I have never used clippers on a horse - EVER! If I needed to clear a very small area for a bridle path, I used scissors, other than that, they stayed natural. Well, we are getting into the fuzzy coat season and you could not read the brand, so I clipped it! Not too bad for my first time! I think a drunk BLM person applied the brand...it starts out fat at the top, and gets skinnier as it goes down his neck. I am not going to blame Copper for moving - it is not his fault! Ha ha! It is kind of interesting how all of the mustang brands here are applied differently.
Here is his brand. There is a rubbed part of mane right over the brand, so I am going to open the mane like a window so it shows. It looks neat in my head...just hope it looks neat on him.
What is there to say about the past three weeks? Mud, Mud, and more Mud! The sun did not shine, it was cold, and nothing would evaporate. So I did not do much of anything with Copper other than visit and throw my coat around him once in a while. The arena in the next town was still a mess too.
Here is my summer experience. I had a lot of irons in the fire so there was a lot of commitment overlapping going on. Needless to say, I was busier than heck! I had my first two TIP horses that went to their adopters. Wyoming took the scenic route from one adopter who still loves him, to another possible adopter (too muddy to ride him, but he has made friends with Aaron the rescue TB). A lot of time went into both of them. Then Copper came in the picture and as afraid as he was, there was a lot of promise there. We did have some dry times, but in our barn lot area there were still a lot of wet spots - clay shelf with slick stuff on top just does not drain well. We are looking for a solution for next year.
Copper taught me a lot. I could not figure out why he did not get things as quickly and comfortably as the others. Then Brian said something that made sense. Copper was just like Tiger was - reacted to everything. But when Tiger finally settled down, he let me know it was time to move on to advanced maneuvers, like letting me sit on him, then actually ride him! That was a huge WOW! moment for me. The thing is, Tiger was here a lot longer so I did not push him. I only have a short amount of time with Copper, so I was trying to push a little bit.
Then I learned that was not a good idea. This is when I learned about Introver/Extrovert/Right Brain/Left Brain. Another WOW! moment for me! So, I worked on repeat, repeat, repeat, and he will let me know what will work and when.

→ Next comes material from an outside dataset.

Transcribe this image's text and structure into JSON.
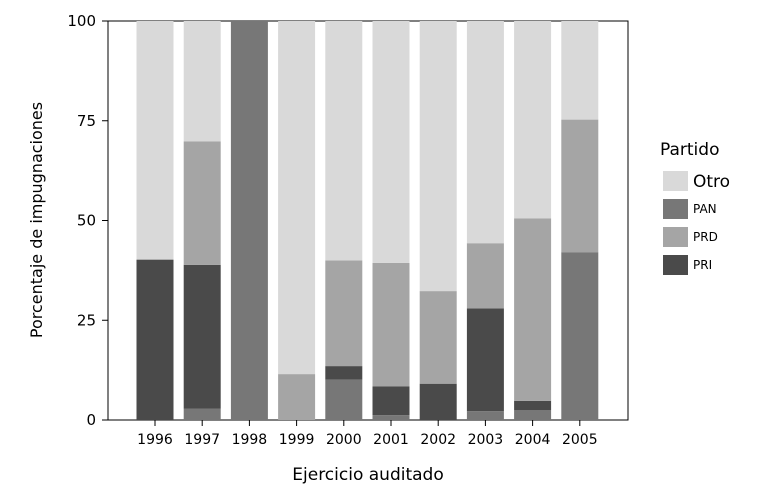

There was a period of time I did not think I would even get on Copper. Then it happened...I did it! And I was so darned excited! We did get to 'ride' a few times in the pen before the monsoon hit. He is still reactive and afraid of things, but I have noticed he deals with it better than he did a couple months ago. All he needs is someone to be patient and give him the time he needs. It will take a while with him. I do think once he gets comfortable around other horses with riders attached, his progress will zoom right along.
Tomorrow morning we are getting ready to leave for Tennessee for the Mustang Makeover - Eastern Stampede version. We will spend two nights with friend and fellow trainer, Greg Reynolds, and we will play with our horses for a day and a half, then early Thursday morning head to TN. As of now, I am planning on doing the in-hand part of the competition, and walking him thru the riding part for the experience. I do hope to get on him while we are down there, but I will wait to hear what he is telling me. I am very excited...being around so many mustangs and awesome trainers is like some people going to Hollywood and meeting Brad Pitt! These trainers are my movie stars!
I have already been shedding some tears...adoption day is going to be very hard, but I have to go into it believing that he will get a wonderful adopter who will take the time he needs, and give him a great job! He is such a sweet guy and very social. I KNOW he is going to do amazing things someday! Well heck, he already is amazing....in spite of his reactions, we played with the lariat rope, he handled the stick and string great, saddling is still kind of jiggy but we get there, he is letting me pick up his feet while standing still, we took a lot of walks and stepped over logs and walked thru brush (ooohhhh...ticklish!). He never did like the bag on the end of the stick. Don't blame him...so I did not push it. He drops his head most of the time when I ask, and he flexes pretty good too. So yeah, he is amazing to trust me enough to accept all of this. I know there was more, but I am drawing a blank.
Will keep you all posted...
Until later...Karen and Tripp who has little burrs in his forelock and mane. Ugh!